Thursday, 24 March 2022

Azure Kubernetes Service (AKS)

 

  • An open-source tool for orchestrating and managing many container images and applications.
  • Lets you deploy a managed Kubernetes cluster in Azure.

Features

  • Uses clusters and pods to scale and deploy applications.
  • Kubernetes can deploy more images of containers as needed.
  • It supports horizontal scaling, self-healing, load balancing, and secret management.
  • Automatic monitoring of application load to determine when to scale the number of containers used.
  • Allows you to replicate container architectures.
  • Use Kubernetes with supported Azure regions and on-premises installations using Azure Stack.
  • The images used by AKS come from Azure Container Registry.
  • Use Azure Advisor to optimize your Kubernetes deployments with real-time, personalized recommendations.

Components

  • control plane is a managed Azure resource.

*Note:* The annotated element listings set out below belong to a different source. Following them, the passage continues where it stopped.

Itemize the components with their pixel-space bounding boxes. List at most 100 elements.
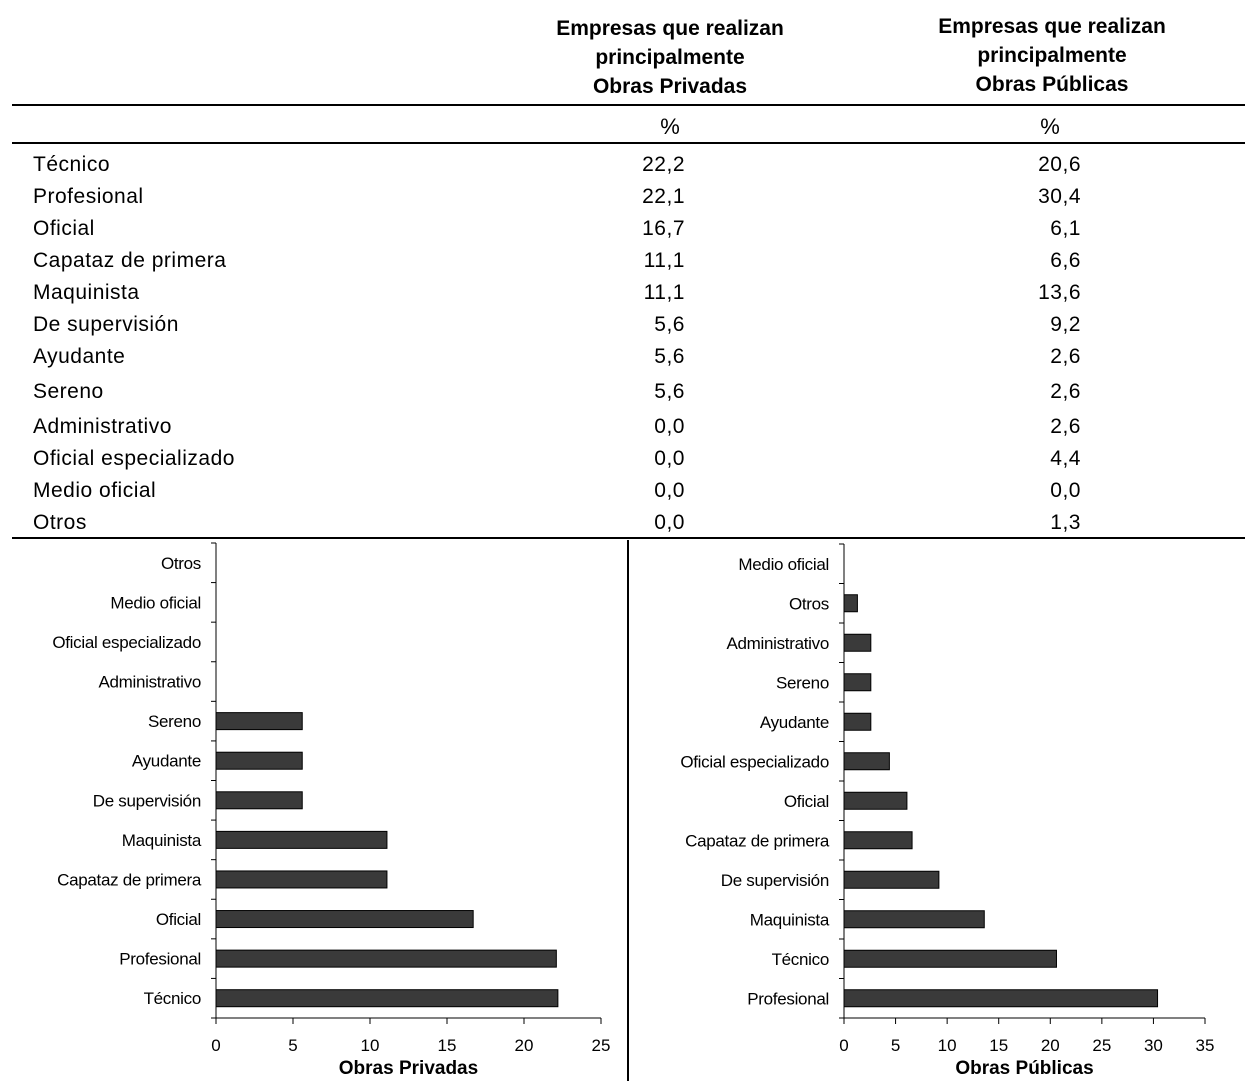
header-rule-top [12,104,1245,106]
category-label: Ayudante [760,713,829,732]
category-label: Medio oficial [738,555,829,574]
category-label: Capataz de primera [57,870,202,889]
value-publicas: 13,6 [1038,281,1081,304]
bar [215,910,474,929]
category-label: Oficial especializado [52,633,201,652]
row-label: Profesional [33,185,144,208]
row-label: De supervisión [33,313,179,336]
category-label: Sereno [148,712,201,731]
value-publicas: 6,6 [1050,249,1081,272]
bar [843,831,913,850]
chart-obras-publicas: Medio oficial Otros Administrativo Sereno Ay… [680,543,1215,1079]
bar [843,791,908,810]
col-header-publicas-line-2: principalmente [977,44,1127,67]
value-publicas: 0,0 [1050,479,1081,502]
col-header-publicas-line-3: Obras Públicas [975,73,1129,96]
bar [843,594,858,613]
table-rule-bottom [12,537,1245,539]
category-label: Maquinista [750,910,830,929]
value-publicas: 6,1 [1050,217,1081,240]
category-label: Administrativo [726,634,829,653]
row-label: Oficial [33,217,95,240]
value-publicas: 2,6 [1050,380,1081,403]
bar [215,989,559,1008]
row-label: Ayudante [33,345,126,368]
bar [215,751,303,770]
bar [215,712,303,731]
value-privadas: 11,1 [643,281,685,304]
table-row: De supervisión 5,6 9,2 [0,310,1245,342]
value-publicas: 30,4 [1038,185,1081,208]
bar [843,870,940,889]
category-label: Maquinista [122,831,202,850]
category-label: De supervisión [721,871,829,890]
table-row: Medio oficial 0,0 0,0 [0,476,1245,508]
value-publicas: 2,6 [1050,415,1081,438]
value-privadas: 5,6 [654,345,685,368]
row-label: Otros [33,511,87,534]
x-tick-label: 0 [839,1036,848,1055]
x-tick-label: 20 [1041,1036,1060,1055]
unit-privadas: % [660,114,680,139]
table-row: Profesional 22,1 30,4 [0,182,1245,214]
x-tick-label: 30 [1144,1036,1163,1055]
value-privadas: 11,1 [643,249,685,272]
bar [843,910,985,929]
category-label: Capataz de primera [685,831,830,850]
category-label: Oficial especializado [680,752,829,771]
row-label: Maquinista [33,281,140,304]
category-label: Sereno [776,673,829,692]
x-tick-label: 15 [989,1036,1008,1055]
x-tick-label: 10 [938,1036,957,1055]
value-publicas: 20,6 [1038,153,1081,176]
category-label: Otros [161,554,201,573]
header-rule-bottom [12,142,1245,144]
bar [843,989,1159,1008]
row-label: Medio oficial [33,479,157,502]
chart-divider [627,540,629,1081]
unit-publicas: % [1040,114,1060,139]
value-privadas: 22,1 [642,185,685,208]
x-tick-label: 15 [438,1036,457,1055]
category-label: Técnico [772,950,829,969]
value-privadas: 16,7 [642,217,685,240]
value-privadas: 0,0 [654,415,685,438]
col-header-privadas-line-3: Obras Privadas [592,75,748,98]
value-privadas: 0,0 [654,511,685,534]
value-privadas: 0,0 [654,447,685,470]
table-row: Otros 0,0 1,3 [0,508,1245,540]
category-label: Oficial [156,910,201,929]
bar [843,673,872,692]
bar [215,791,303,810]
category-label: Ayudante [132,752,201,771]
row-label: Capataz de primera [33,249,227,272]
row-label: Técnico [33,153,111,176]
x-tick-label: 5 [288,1036,297,1055]
x-tick-label: 10 [361,1036,380,1055]
table-row: Maquinista 11,1 13,6 [0,278,1245,310]
x-axis-label: Obras Privadas [339,1058,478,1079]
category-label: Administrativo [98,673,201,692]
value-privadas: 5,6 [654,380,685,403]
x-tick-label: 25 [1092,1036,1111,1055]
bar [843,633,872,652]
col-header-privadas: Empresas que realizan principalmente Obr… [525,14,815,101]
value-privadas: 0,0 [654,479,685,502]
x-tick-label: 35 [1196,1036,1215,1055]
bar [215,830,388,849]
category-label: Profesional [747,989,829,1008]
bar [843,752,890,771]
value-publicas: 9,2 [1050,313,1081,336]
value-privadas: 5,6 [654,313,685,336]
x-axis-label: Obras Públicas [955,1058,1093,1079]
chart-obras-privadas: Otros Medio oficial Oficial especializado A… [52,542,610,1079]
value-publicas: 2,6 [1050,345,1081,368]
col-header-publicas-line-1: Empresas que realizan [938,15,1166,38]
x-tick-label: 20 [515,1036,534,1055]
category-label: Medio oficial [110,593,201,612]
category-label: Técnico [144,989,201,1008]
bar [215,870,388,889]
bar [843,712,872,731]
row-label: Sereno [33,380,104,403]
col-header-privadas-line-1: Empresas que realizan [556,17,784,40]
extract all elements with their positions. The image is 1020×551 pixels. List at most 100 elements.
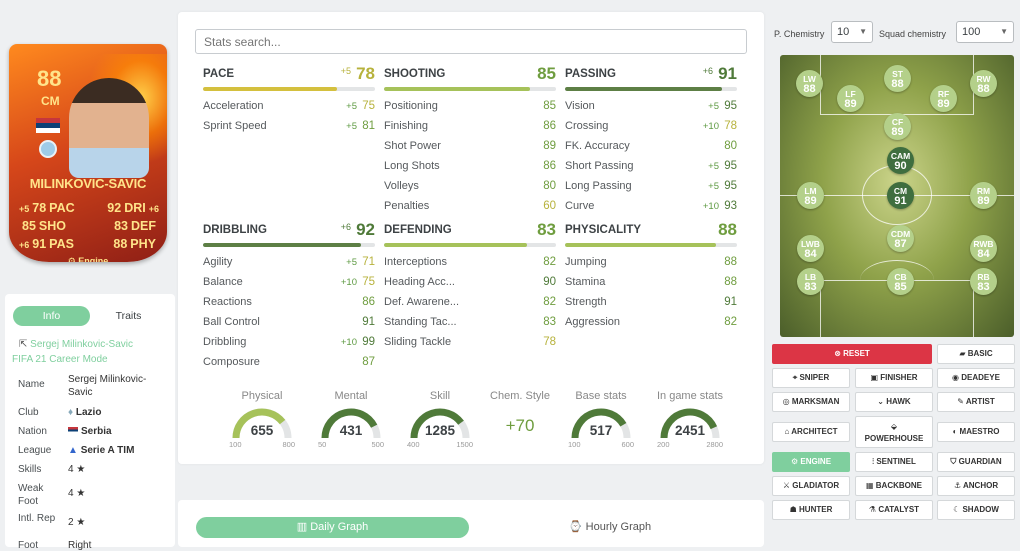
- gauge-base-stats: Base stats 517 100 600: [561, 390, 641, 449]
- category-bar: [384, 243, 556, 247]
- stat-value: 82: [543, 256, 556, 268]
- category-bar-fill: [384, 243, 527, 247]
- gauge-label: Mental: [334, 390, 368, 402]
- pitch-player-lw[interactable]: LW 88: [796, 70, 823, 97]
- stat-row: Penalties 60: [384, 200, 556, 220]
- gauge-arc: [232, 408, 292, 439]
- stat-name: Agility: [203, 256, 233, 268]
- pitch-player-cf[interactable]: CF 89: [884, 113, 911, 140]
- chem-style-summary: Chem. Style +70: [480, 390, 560, 436]
- stat-name: Standing Tac...: [384, 316, 457, 328]
- player-position: RB: [977, 272, 990, 282]
- chem-finisher-button[interactable]: ▣ FINISHER: [855, 368, 933, 388]
- category-title: PASSING: [565, 68, 616, 80]
- chem-reset-button[interactable]: ⊗ RESET: [772, 344, 932, 364]
- stat-name: Aggression: [565, 316, 621, 328]
- player-subtitle: FIFA 21 Career Mode: [12, 354, 108, 365]
- pitch-player-st[interactable]: ST 88: [884, 65, 911, 92]
- category-bonus: +5: [340, 66, 351, 76]
- tab-info[interactable]: Info: [13, 306, 90, 326]
- tab-traits[interactable]: Traits: [115, 310, 142, 322]
- pitch-player-rwb[interactable]: RWB 84: [970, 235, 997, 262]
- card-stat-row: 85 SHO 83 DEF: [22, 219, 156, 233]
- category-value: 78: [356, 64, 375, 83]
- pitch-player-cm[interactable]: CM 91: [887, 182, 914, 209]
- gauge-label: Base stats: [575, 390, 627, 402]
- gauge-label: Physical: [241, 390, 283, 402]
- stat-name: Crossing: [565, 120, 609, 132]
- gauge-fill: [232, 408, 286, 439]
- stat-row: Dribbling +10 99: [203, 336, 375, 356]
- squad-chemistry-select[interactable]: 100 ▼: [956, 21, 1014, 43]
- gauge-fill: [321, 408, 378, 439]
- pitch-player-lm[interactable]: LM 89: [797, 182, 824, 209]
- chem-artist-button[interactable]: ✎ ARTIST: [937, 392, 1015, 412]
- pitch-player-cdm[interactable]: CDM 87: [887, 225, 914, 252]
- daily-graph-button[interactable]: ▥ Daily Graph: [196, 517, 469, 538]
- pitch-player-cam[interactable]: CAM 90: [887, 147, 914, 174]
- stat-value: 80: [543, 180, 556, 192]
- stat-row: Finishing 86: [384, 120, 556, 140]
- pitch-player-rf[interactable]: RF 89: [930, 85, 957, 112]
- chem-anchor-button[interactable]: ⚓ ANCHOR: [937, 476, 1015, 496]
- stat-name: Short Passing: [565, 160, 634, 172]
- pitch-player-rw[interactable]: RW 88: [970, 70, 997, 97]
- pitch-player-cb[interactable]: CB 85: [887, 268, 914, 295]
- stat-row: Aggression 82: [565, 316, 737, 336]
- p-chemistry-label: P. Chemistry: [774, 29, 825, 39]
- chem-shadow-button[interactable]: ☾ SHADOW: [937, 500, 1015, 520]
- chem-hunter-button[interactable]: ☗ HUNTER: [772, 500, 850, 520]
- stats-search-input[interactable]: [195, 29, 747, 54]
- category-header: PASSING +6 91: [565, 64, 737, 86]
- category-title: DEFENDING: [384, 224, 452, 236]
- chem-sentinel-button[interactable]: ⫶ SENTINEL: [855, 452, 933, 472]
- chem-sniper-button[interactable]: ⌖ SNIPER: [772, 368, 850, 388]
- category-pace: PACE +5 78 Acceleration +5 75 Sprint Spe…: [203, 64, 375, 140]
- category-bonus: +6: [702, 66, 713, 76]
- category-title: PHYSICALITY: [565, 224, 642, 236]
- chem-powerhouse-button[interactable]: ⬙ POWERHOUSE: [855, 416, 933, 448]
- stat-row: Volleys 80: [384, 180, 556, 200]
- lazio-icon: ♦: [68, 407, 76, 418]
- chem-hawk-button[interactable]: ⌄ HAWK: [855, 392, 933, 412]
- pitch-player-lf[interactable]: LF 89: [837, 85, 864, 112]
- hawk-icon: ⌄: [877, 397, 887, 406]
- category-title: SHOOTING: [384, 68, 446, 80]
- player-link[interactable]: ⇱ Sergej Milinkovic-Savic: [19, 339, 133, 350]
- chem-maestro-button[interactable]: ◐ MAESTRO: [937, 422, 1015, 442]
- chem-guardian-button[interactable]: ⛉ GUARDIAN: [937, 452, 1015, 472]
- chem-catalyst-button[interactable]: ⚗ CATALYST: [855, 500, 933, 520]
- player-position: LB: [804, 272, 817, 282]
- stat-name: Long Passing: [565, 180, 632, 192]
- serbia-flag-icon: [68, 427, 78, 434]
- stat-value: 78: [543, 336, 556, 348]
- player-position: LWB: [801, 239, 820, 249]
- card-name: MILINKOVIC-SAVIC: [29, 176, 147, 191]
- player-position: RWB: [973, 239, 994, 249]
- hourly-graph-button[interactable]: ⌚ Hourly Graph: [568, 521, 652, 533]
- p-chemistry-select[interactable]: 10 ▼: [831, 21, 873, 43]
- stat-bonus: +5: [708, 161, 719, 172]
- pitch-player-rb[interactable]: RB 83: [970, 268, 997, 295]
- gauge-arc: [571, 408, 631, 439]
- chem-backbone-button[interactable]: ▦ BACKBONE: [855, 476, 933, 496]
- pitch-player-rm[interactable]: RM 89: [970, 182, 997, 209]
- pitch-player-lwb[interactable]: LWB 84: [797, 235, 824, 262]
- pitch-arc: [860, 260, 934, 300]
- stat-row: Interceptions 82: [384, 256, 556, 276]
- chem-basic-button[interactable]: ▰ BASIC: [937, 344, 1015, 364]
- stat-row: Short Passing +5 95: [565, 160, 737, 180]
- chem-architect-button[interactable]: ⌂ ARCHITECT: [772, 422, 850, 442]
- stat-value: 88: [724, 276, 737, 288]
- info-tabs: Info Traits: [13, 306, 167, 326]
- stat-name: Jumping: [565, 256, 607, 268]
- chem-marksman-button[interactable]: ◎ MARKSMAN: [772, 392, 850, 412]
- pitch-player-lb[interactable]: LB 83: [797, 268, 824, 295]
- chem-gladiator-button[interactable]: ⚔ GLADIATOR: [772, 476, 850, 496]
- gauge-max: 600: [621, 440, 634, 449]
- chem-engine-button[interactable]: ⚙ ENGINE: [772, 452, 850, 472]
- category-defending: DEFENDING 83 Interceptions 82 Heading Ac…: [384, 220, 556, 356]
- stat-name: Positioning: [384, 100, 438, 112]
- stat-name: Sprint Speed: [203, 120, 267, 132]
- chem-deadeye-button[interactable]: ◉ DEADEYE: [937, 368, 1015, 388]
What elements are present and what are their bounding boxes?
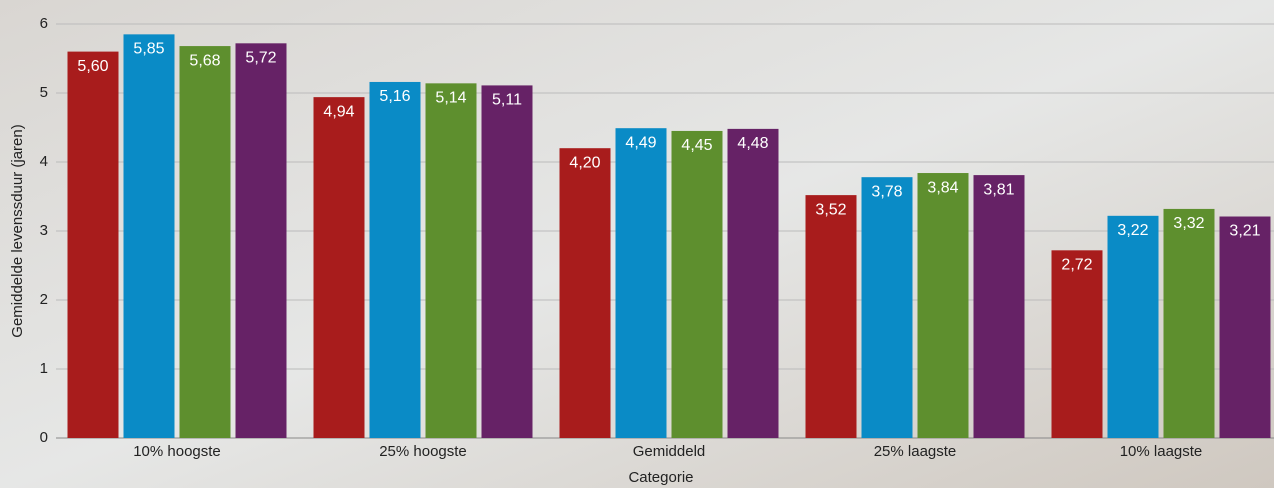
value-label: 3,22 <box>1117 222 1148 239</box>
bar <box>236 43 287 438</box>
value-label: 4,94 <box>323 103 354 120</box>
value-label: 5,68 <box>189 52 220 69</box>
value-label: 5,60 <box>77 58 108 75</box>
y-tick-label: 6 <box>40 15 48 32</box>
x-tick-label: 10% hoogste <box>133 443 221 460</box>
bar <box>1052 250 1103 438</box>
value-label: 3,78 <box>871 183 902 200</box>
value-label: 2,72 <box>1061 257 1092 274</box>
bar <box>806 195 857 438</box>
x-tick-label: Gemiddeld <box>633 443 706 460</box>
bar <box>124 34 175 438</box>
x-tick-label: 25% laagste <box>874 443 957 460</box>
value-label: 5,72 <box>245 50 276 67</box>
value-label: 4,20 <box>569 154 600 171</box>
bar <box>672 131 723 438</box>
y-axis-title: Gemiddelde levenssduur (jaren) <box>9 124 26 337</box>
value-label: 3,52 <box>815 201 846 218</box>
bar <box>560 148 611 438</box>
value-label: 5,16 <box>379 88 410 105</box>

It is where the components run, including API server and cluster database (etcd).
    • kube-apiserver – allows communication for management tools (kubectl).
    • etcd – a key-value store within Kubernetes.
    • kube-scheduler – defines what nodes should run in the workload.
    • kube-controller-manager – it oversees the smaller controllers that handle node operations and replication of pods.
  • Kubernetes runs an application in your instance using pods.
  • node is made up of several pods, and node pools are a group of nodes with the same configuration.
  • Use a node selector to control where a pod should be placed.
  • You can run at least 2 nodes in the default node pool to ensure your cluster operates reliably.
  • Multi-container pods are placed on the same node and allow containers to share the related resources.
  • You can specify maximum resource limits that prevent a given pod from consuming too much compute resources from the underlying node.
  • deployment determines the number of replicas (pods) to be created, but you must define a manifest file in YAML format first.
  • With StatefulSets, you can maintain the application’s state within a single pod life cycle.
  • The resources are logically grouped into a namespace, and a user may only interact with resources within their assigned namespaces.

Storage

  • Persistent volumes are provided by Azure disk and file storage.
  • Create a Kubernetes DataDisk resource using Azure Disk.
  • Mount an SMB 3.0 share backed by an Azure Storage account to pods with Azure Files.
  • Volumes that are defined and created as part of the pod lifecycle only exist until the pod is deleted.
  • AKS has four initial storage classes:
    • default – uses Azure StandardSSD storage to create a Managed Disk.
    • managed-premium – uses Azure Premium storage to create Managed Disk.
    • azurefile – uses Azure Standard storage to create an Azure File Share.
    • azurefile-premium – uses Azure Premium storage to create an Azure File Share.
  • If no StorageClass is specified for a persistent volume, the default StorageClass is used.

Security

  • With Kubernetes RBAC, you can create roles to define permissions and then assign those roles to users with role bindings.
  • You can limit network traffic between pods in your cluster with Kubernetes network policies.
  • Dynamic rules enforcement across multiple clusters with Azure Policy.
  • Azure AD-integrated AKS clusters can grant users or groups access to Kubernetes resources within a namespace or across the cluster.
  • Secure communication paths between namespaces and nodes with Azure Private Link.

Pricing

  • You only pay for virtual machines, associated storage, and networking resources.
  • There is no charge for cluster management.

Versions

  • Uses semantic versioning: [major].[minor].
  • A user has 30 days from the version removal to upgrade into a supported patch and continue receiving support.
  • Azure updates the cluster automatically if it has been out of support for more than 3 minor versions.
  • Downgrading a version is not supported.